Its corporate campus is a cluster of sleek, glass-and-steel buildings on a 325-acre (130-hectare) campus with an artificial lake. A training center where new employees spend six months was designed by star architect Norman Foster.

"They're generally a pretty impressive story," said Duncan Clark, managing director of BDA China Ltd., a Beijing research firm, who has followed the company for a decade.

"Some people in the United States see them as a creature of the government. But that's unfair, because if you look at how they've grown, it's almost despite the government, not because of them," he said. "They get export credits and other things, but it's wrong to dismiss them as a knockoff shop or a product of the army."

In contrast to major Chinese state-owned companies, which do most of their business in China and benefit from monopolies and other official favors, Huawei says it made 70 percent of its sales abroad last year.

In another break with tradition, Huawei also looks abroad for senior managers. Its chief technology officer was recruited from BT in 2009. The former CTO of Canada's Nortel Networks Corp. was hired last year to run research and development in North America.

"You have Chinese people based in Sweden and Western people based in Shenzhen. It's become a very globalized process," said Richard Brennan, a Californian who has worked for Huawei since 2007 and is deputy director of industrial standards.

Other Chinese companies also are starting to make a name for themselves as technology creators.

Mindray Medical International Ltd., also based in Shenzhen, competes with General Electric Co. and Germany's Siemens AG to sell X-ray machines and other medical devices in the United States and Europe.

ZTE Corp., a Huawei rival also based in Shenzhen, sells switching equipment, mobile phone base stations and handsets.

Shenzhen's success as a center for technology and finance has propelled its growth from a fishing village of about 30,000 people in 1980 before it was declared China's first "special economic zone" into a skyscraper-filled metropolis of more than 14 million.

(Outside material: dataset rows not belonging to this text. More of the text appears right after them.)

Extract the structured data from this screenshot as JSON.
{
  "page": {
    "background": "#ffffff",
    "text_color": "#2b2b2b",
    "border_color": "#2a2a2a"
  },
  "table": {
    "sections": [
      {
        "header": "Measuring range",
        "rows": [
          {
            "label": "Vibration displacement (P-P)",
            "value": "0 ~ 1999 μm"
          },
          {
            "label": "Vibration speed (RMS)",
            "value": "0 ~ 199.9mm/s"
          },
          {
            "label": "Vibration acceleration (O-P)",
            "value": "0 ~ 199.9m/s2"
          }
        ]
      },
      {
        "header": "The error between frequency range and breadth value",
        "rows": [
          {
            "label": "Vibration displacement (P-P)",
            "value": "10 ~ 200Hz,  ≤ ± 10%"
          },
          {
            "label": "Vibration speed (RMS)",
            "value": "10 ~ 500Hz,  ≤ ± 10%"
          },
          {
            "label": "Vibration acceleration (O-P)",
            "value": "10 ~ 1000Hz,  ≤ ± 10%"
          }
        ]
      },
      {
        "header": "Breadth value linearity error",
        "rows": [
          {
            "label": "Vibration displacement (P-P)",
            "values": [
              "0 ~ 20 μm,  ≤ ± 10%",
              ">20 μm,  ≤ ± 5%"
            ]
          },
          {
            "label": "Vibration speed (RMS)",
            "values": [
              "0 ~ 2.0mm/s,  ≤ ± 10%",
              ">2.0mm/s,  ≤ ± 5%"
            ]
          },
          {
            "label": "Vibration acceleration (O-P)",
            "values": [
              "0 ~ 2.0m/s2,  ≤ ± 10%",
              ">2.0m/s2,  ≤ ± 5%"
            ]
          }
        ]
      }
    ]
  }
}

Beijing urgently wants to nurture more such innovators to reduce reliance on foreign technology and create higher-paid jobs. It has promised grants, tax breaks and other support to promote "strategic industries" including clean energy, environmental and information technology, biotech and high-end manufacturing.

Some of its tactics have irritated its trading partners. The government is pressing global companies to hand over wind power, computer encryption and other technologies as the price of market access. Business groups complain Beijing's efforts to nurture local suppliers by favoring them in government purchases of computers and other technology violates the spirit of its free-trade commitments.

Chinese officials respond to some of the criticism by pointing out that U.S., European and Japanese companies also receive tax breaks, export subsidies and other help from their governments.

Song, the Huawei vice president, rejected suggestions its success is based on government support. He said it comes instead from market-driven decisions and a corporate culture that motivates employees with stock and quick promotions.

Huawei's February statement said some customers receive financing from China's state-owned banks. But Song said that while it gets some government grants, Huawei pays for most of its research out of its own sales.

"In the 1980s, there were hundreds of state-owned companies in the telecoms industry with Huawei, but they did not survive," he said. "If the state or military connection were the key to success, they should have developed very well, but they no longer exist."